Answer is always lowercase & adds spaces around special characters
The example on the right of the original model (https://huggingface.co/deutsche-telekom/electra-base-de-squad2) answers with the exact string it finds.
In this model (for transformers.js) I always get the answer in lowercase. This wouldn't be a big issue, if I would get a start and end within the answer (so I could do something like text.slice(answer.start, answer.end). But it seems random when I get the start and end.
I also get more spaces in the string when special characters occur in the context.
text = 'Experte mit Cloud-Plattformen (z. B. AWS, Azure, Google Cloud)\n\nWende dich per Mail an [email protected]\nBeste Grüße\nKlaus-Peter Ulrich van Müller'
question = 'Wer hat den Text geschrieben?'
expected answer = 'Klaus-Peter Ulrich van Müller'
actual answer = 'klaus - peter ulrich van müller'
Am I doing something wrong?
Hi Claudia, thanks for the feedback, I'll check this and get back to you.
could you pease try again? I noticed that the original model already has do_lower_case
set to true
, I did set it to false
and re-created the onnx files,
Thank you very much for your efforts!
I am sorry for the late response. I thought I broke my code, but it's actually the model that cannot be loaded anymore. Here's the stack trace:
Uncaught (in promise) SyntaxError: Unexpected token '<', "<!DOCTYPE "... is not valid JSON
at JSON.parse (<anonymous>)
at getModelJSON (webpack-internal:///./node_modules/@xenova/transformers/src/utils/hub.js:597:17)
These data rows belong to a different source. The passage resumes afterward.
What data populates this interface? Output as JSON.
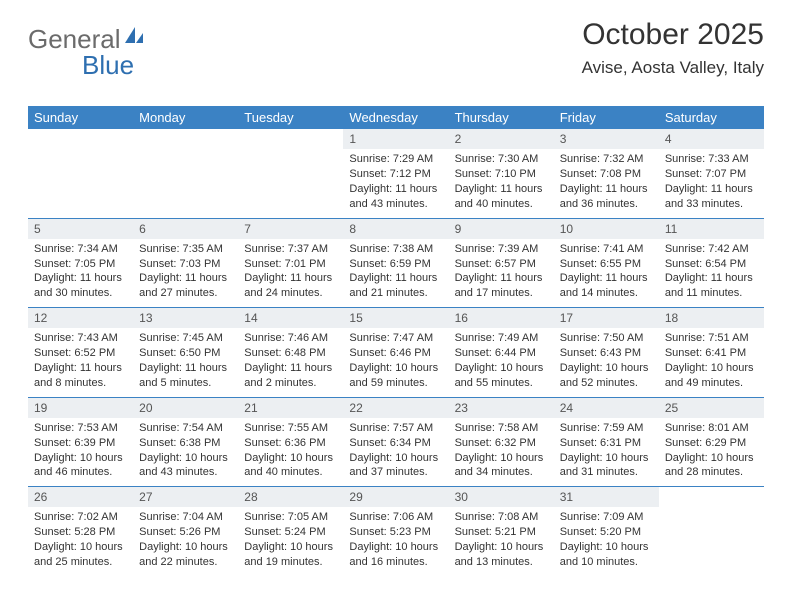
{
  "logo": {
    "text1": "General",
    "text2": "Blue"
  },
  "header": {
    "title": "October 2025",
    "location": "Avise, Aosta Valley, Italy"
  },
  "colors": {
    "headerBlue": "#3b82c4",
    "dayNumBg": "#eceff2",
    "logoGray": "#6b6b6b",
    "logoBlue": "#2e6fb0",
    "text": "#333333"
  },
  "dayNames": [
    "Sunday",
    "Monday",
    "Tuesday",
    "Wednesday",
    "Thursday",
    "Friday",
    "Saturday"
  ],
  "weeks": [
    [
      null,
      null,
      null,
      {
        "n": "1",
        "sunrise": "7:29 AM",
        "sunset": "7:12 PM",
        "daylight": "11 hours and 43 minutes."
      },
      {
        "n": "2",
        "sunrise": "7:30 AM",
        "sunset": "7:10 PM",
        "daylight": "11 hours and 40 minutes."
      },
      {
        "n": "3",
        "sunrise": "7:32 AM",
        "sunset": "7:08 PM",
        "daylight": "11 hours and 36 minutes."
      },
      {
        "n": "4",
        "sunrise": "7:33 AM",
        "sunset": "7:07 PM",
        "daylight": "11 hours and 33 minutes."
      }
    ],
    [
      {
        "n": "5",
        "sunrise": "7:34 AM",
        "sunset": "7:05 PM",
        "daylight": "11 hours and 30 minutes."
      },
      {
        "n": "6",
        "sunrise": "7:35 AM",
        "sunset": "7:03 PM",
        "daylight": "11 hours and 27 minutes."
      },
      {
        "n": "7",
        "sunrise": "7:37 AM",
        "sunset": "7:01 PM",
        "daylight": "11 hours and 24 minutes."
      },
      {
        "n": "8",
        "sunrise": "7:38 AM",
        "sunset": "6:59 PM",
        "daylight": "11 hours and 21 minutes."
      },
      {
        "n": "9",
        "sunrise": "7:39 AM",
        "sunset": "6:57 PM",
        "daylight": "11 hours and 17 minutes."
      },
      {
        "n": "10",
        "sunrise": "7:41 AM",
        "sunset": "6:55 PM",
        "daylight": "11 hours and 14 minutes."
      },
      {
        "n": "11",
        "sunrise": "7:42 AM",
        "sunset": "6:54 PM",
        "daylight": "11 hours and 11 minutes."
      }
    ],
    [
      {
        "n": "12",
        "sunrise": "7:43 AM",
        "sunset": "6:52 PM",
        "daylight": "11 hours and 8 minutes."
      },
      {
        "n": "13",
        "sunrise": "7:45 AM",
        "sunset": "6:50 PM",
        "daylight": "11 hours and 5 minutes."
      },
      {
        "n": "14",
        "sunrise": "7:46 AM",
        "sunset": "6:48 PM",
        "daylight": "11 hours and 2 minutes."
      },
      {
        "n": "15",
        "sunrise": "7:47 AM",
        "sunset": "6:46 PM",
        "daylight": "10 hours and 59 minutes."
      },
      {
        "n": "16",
        "sunrise": "7:49 AM",
        "sunset": "6:44 PM",
        "daylight": "10 hours and 55 minutes."
      },
      {
        "n": "17",
        "sunrise": "7:50 AM",
        "sunset": "6:43 PM",
        "daylight": "10 hours and 52 minutes."
      },
      {
        "n": "18",
        "sunrise": "7:51 AM",
        "sunset": "6:41 PM",
        "daylight": "10 hours and 49 minutes."
      }
    ],
    [
      {
        "n": "19",
        "sunrise": "7:53 AM",
        "sunset": "6:39 PM",
        "daylight": "10 hours and 46 minutes."
      },
      {
        "n": "20",
        "sunrise": "7:54 AM",
        "sunset": "6:38 PM",
        "daylight": "10 hours and 43 minutes."
      },
      {
        "n": "21",
        "sunrise": "7:55 AM",
        "sunset": "6:36 PM",
        "daylight": "10 hours and 40 minutes."
      },
      {
        "n": "22",
        "sunrise": "7:57 AM",
        "sunset": "6:34 PM",
        "daylight": "10 hours and 37 minutes."
      },
      {
        "n": "23",
        "sunrise": "7:58 AM",
        "sunset": "6:32 PM",
        "daylight": "10 hours and 34 minutes."
      },
      {
        "n": "24",
        "sunrise": "7:59 AM",
        "sunset": "6:31 PM",
        "daylight": "10 hours and 31 minutes."
      },
      {
        "n": "25",
        "sunrise": "8:01 AM",
        "sunset": "6:29 PM",
        "daylight": "10 hours and 28 minutes."
      }
    ],
    [
      {
        "n": "26",
        "sunrise": "7:02 AM",
        "sunset": "5:28 PM",
        "daylight": "10 hours and 25 minutes."
      },
      {
        "n": "27",
        "sunrise": "7:04 AM",
        "sunset": "5:26 PM",
        "daylight": "10 hours and 22 minutes."
      },
      {
        "n": "28",
        "sunrise": "7:05 AM",
        "sunset": "5:24 PM",
        "daylight": "10 hours and 19 minutes."
      },
      {
        "n": "29",
        "sunrise": "7:06 AM",
        "sunset": "5:23 PM",
        "daylight": "10 hours and 16 minutes."
      },
      {
        "n": "30",
        "sunrise": "7:08 AM",
        "sunset": "5:21 PM",
        "daylight": "10 hours and 13 minutes."
      },
      {
        "n": "31",
        "sunrise": "7:09 AM",
        "sunset": "5:20 PM",
        "daylight": "10 hours and 10 minutes."
      },
      null
    ]
  ],
  "labels": {
    "sunrise": "Sunrise: ",
    "sunset": "Sunset: ",
    "daylight": "Daylight: "
  }
}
at async Promise.all (index 0)
at async loadTokenizer (webpack-internal:///./node_modules/@xenova/transformers/src/tokenizers.js:103:18)
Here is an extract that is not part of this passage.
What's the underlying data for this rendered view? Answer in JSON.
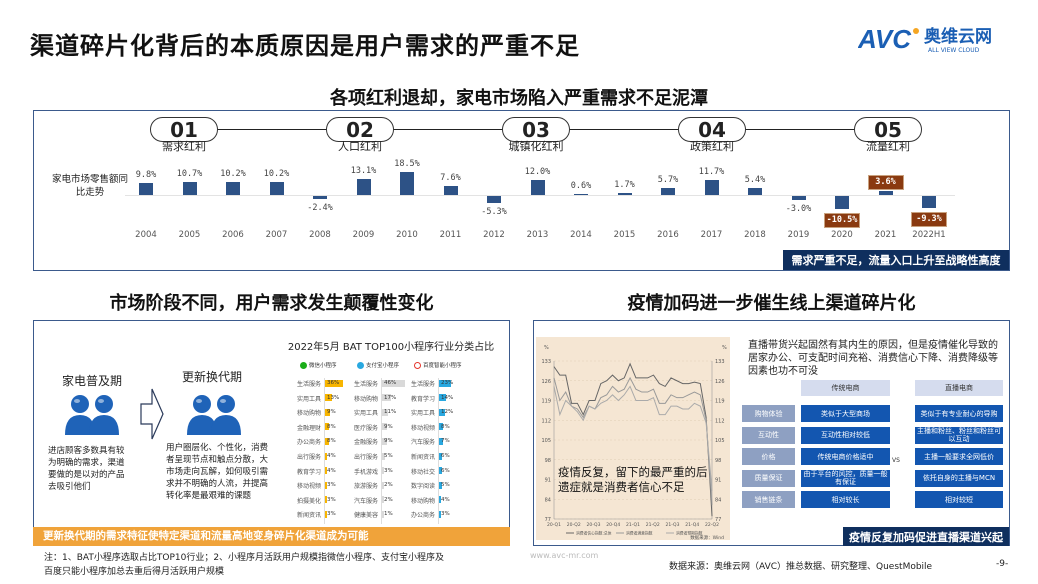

at async AutoTokenizer.from_pretrained (webpack-internal:///./node_modules/@xenova/transformers/src/tokenizers.js:4390:50)
at async Promise.all (index 0)
at async loadItems (webpack-internal:///./node_modules/@xenova/transformers/src/pipelines.js:3107:5)
at async pipeline (webpack-internal:///./node_modules/@xenova/transformers/src/pipelines.js:3047:21)
at async QuestionAnsweringSingleton.getInstance (webpack-internal:///./shared/ai/questionAnswering.ts:20:29)
at async getContactName (webpack-internal:///./shared/ai/questionAnswering.ts:11:22)
When I only exchange the model to e.g. 'Xenova/distilbert-base-cased-distilled-squad' it works as expected.
Thank you for rolling it back. I use a workaround for now:
// workaround for model not giving the exact answer;
// "Karl-Heinz Müller" results in "karl - heinz müller"
const senderAnswerModified = sender.answer.replace(' - ', '-');
const textModified = text.toLowerCase();
const startIndex = textModified.indexOf(senderAnswerModified);
const endIndex = startIndex + sender.answer.length;
const result = text.slice(startIndex, endIndex);
Would love to hear if I can drop this workaround :) THANKS in advance!